The Ennobling of Democracy

National Review, March 16, 1992 by Richard Brookhiser

Thomas Pangle's The Ennobling of Democracy is an academic's book, by an academic who cares passionately about his subject and who has suffered for his concerns. A dozen years ago Pangle, who now teaches at the University of Toronto, was extruded from the political science department of Yale, even though he was one of Yale's most popular lecturers, for the simple reason that he was a follower of Leo Strauss. "There are two kinds of people who should never be on a faculty: Leninists and Straussians," remarked one of Pangle's soon-to-be-ex-colleagues at the time (it's surprising the critic included Leninists on his Index of Prohibited Teachers).

If that Yalie read Straussians today, perhaps he would have a better opinion of them. One of the main raps against Straussians has ben the almost kabbalistic focus of their reading on half a dozen political philosophers--Plato, Machiavelli, Hobbes, Rousseau, Marx, and Nietzsche--with a few exegetes and elaborators--Aristotle, Locke--thrown in. Straussians maintained that only these men were acute enough to lead us out of the cave of cultural presuppositions in which most of us spend our lives. Yet the Straussians' endless recycling of their greatest hits too often yielded an odor of damp and bat guano all its own.

In the last few years, however, Allan Bloom has written about Heidegger and Tocqueville. Francis Fukuyama has given us Hegel and his whimsical French disciple Alexandre Kojeve. In The Ennobling of Democracy, Pangle has made the most additions to his library, surveying deconstructionists, Vaclay Havel, John Paul II, and even Benjamin Franklin. It is good to see the Straussians getting out and about.

The announced goal of Pangle's extended reading is to rediscover the arguments for "liberal constitutionalism" (by which he means, not the thought of Anthony Lewis, but the world the Founders made), and to bolster those arguments where necessary with the help from outside the liberal tradition. That the liberal tradition needs bolstering he is convinced, though not because its contemporary academic critics are especially intelligent or persuasive. Pangle begins by warming up on deconstructionism, but he hardly raises a sweat. Deconstructionism takes from Heidegger and Nietzsche a belief in the arbitrariness of all values, while passing over their insistence that some values must be willfully, even brutally, affirmed. What we get as a result are lightweights like Richard Rorty, who simultaneously endorse "the values of the Enlightenment" while "cut[ing] the links which connect those values with . . . Nature."

While the intellectuals of Paris and points west talked about structures of oppression inherent in language, the intellectuals of Prague were overthrowing oppressors. Pangle half hopes that Eastern Europe's experience may revive our seriousness. But he also fears that the new Europe may become "a Swedish California stretching from the Urals to the Atlantic." In the end, Americans have no alternative but to re-examine their own roots.

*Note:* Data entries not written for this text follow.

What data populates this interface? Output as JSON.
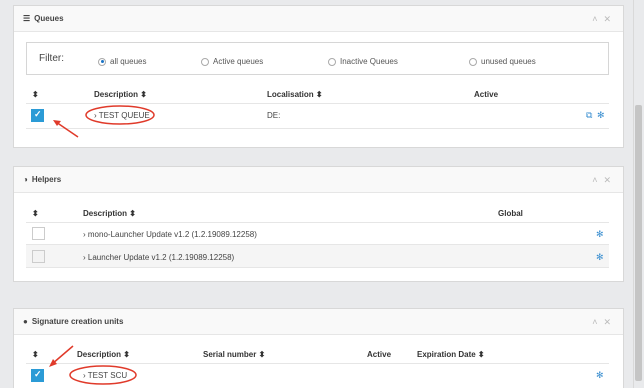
{
  "queues": {
    "title": "Queues",
    "filter": {
      "label": "Filter:",
      "options": [
        "all queues",
        "Active queues",
        "Inactive Queues",
        "unused queues"
      ],
      "selected": "all queues"
    },
    "columns": {
      "sort": "⬍",
      "description": "Description ⬍",
      "localisation": "Localisation ⬍",
      "active": "Active"
    },
    "rows": [
      {
        "description": "› TEST QUEUE",
        "localisation": "DE:",
        "checked": true
      }
    ]
  },
  "helpers": {
    "title": "Helpers",
    "columns": {
      "sort": "⬍",
      "description": "Description ⬍",
      "global": "Global"
    },
    "rows": [
      {
        "description": "› mono-Launcher Update v1.2 (1.2.19089.12258)",
        "checked": false
      },
      {
        "description": "› Launcher Update v1.2 (1.2.19089.12258)",
        "checked": false
      }
    ]
  },
  "scu": {
    "title": "Signature creation units",
    "columns": {
      "sort": "⬍",
      "description": "Description ⬍",
      "serial": "Serial number ⬍",
      "active": "Active",
      "expiration": "Expiration Date ⬍"
    },
    "rows": [
      {
        "description": "› TEST SCU",
        "checked": true
      }
    ]
  },
  "icons": {
    "collapse": "chevron-up-icon",
    "close": "close-icon",
    "gear": "gear-icon",
    "external": "external-link-icon"
  },
  "colors": {
    "accent": "#2b9bd6",
    "annotation": "#e03a2a"
  }
}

Pangle's re-examination forms the core of the book. He revisits the expected philosophers: Locke, the authors of The Federalist Papers, and Montesquieu, who was in many ways the French mediator between them. He also pays tribute to the Christian tradition of Natural Law. Straussians typically handle theology with tongs, unless they can portray it as a mask for secret skepticism. Laying the tongs aside, Pangle declares that "the substantial differences between classical political philosophy and biblical thought were not so great as to prevent . . . a variety of remarkable effective and convincing syntheses in each of the great religious dispensations." Since the dispensation of the majority of Americans has been Christian, Pangle honors the Natural Law tradition of Thomas Aquinas, which flowed into English Protestantism through Richard Hooker and watered Americans at least as recently as Martin Luther King Jr.

The Founders and their immediate successors did not expect their synthesis to clatter on like a perpetual-motion machine. They felt that each new generation of Americans would have to be educated to uphold it. Pangle cites chapter and verse from the writings of Franklin, Thomas Jefferson, and Noach Webster, who wrote that every American child "as soon as he opens his lips . . . should lisp the praise of liberty." Such knowledge, and only such knowledge, "will guard our institutions." Pangle proposes a universal civic education, supplemented, for the best students at the highest levels, with instruction in Socratic philosophy, which "provides us with awareness of the genuine strengths of our principles, precisely by forcing us to deal with the most telling actual nd potential challenges" to them.

Summarized in this fashion, Pangle's thesis is not unlike William Bennett's speeches at the Department of Education, or Pat Buchanan's warnings against the "landfill of multiculturalism" in New Hampshire. But it is presented with a breadth that Cabinet secretaries and candidates don't have time for.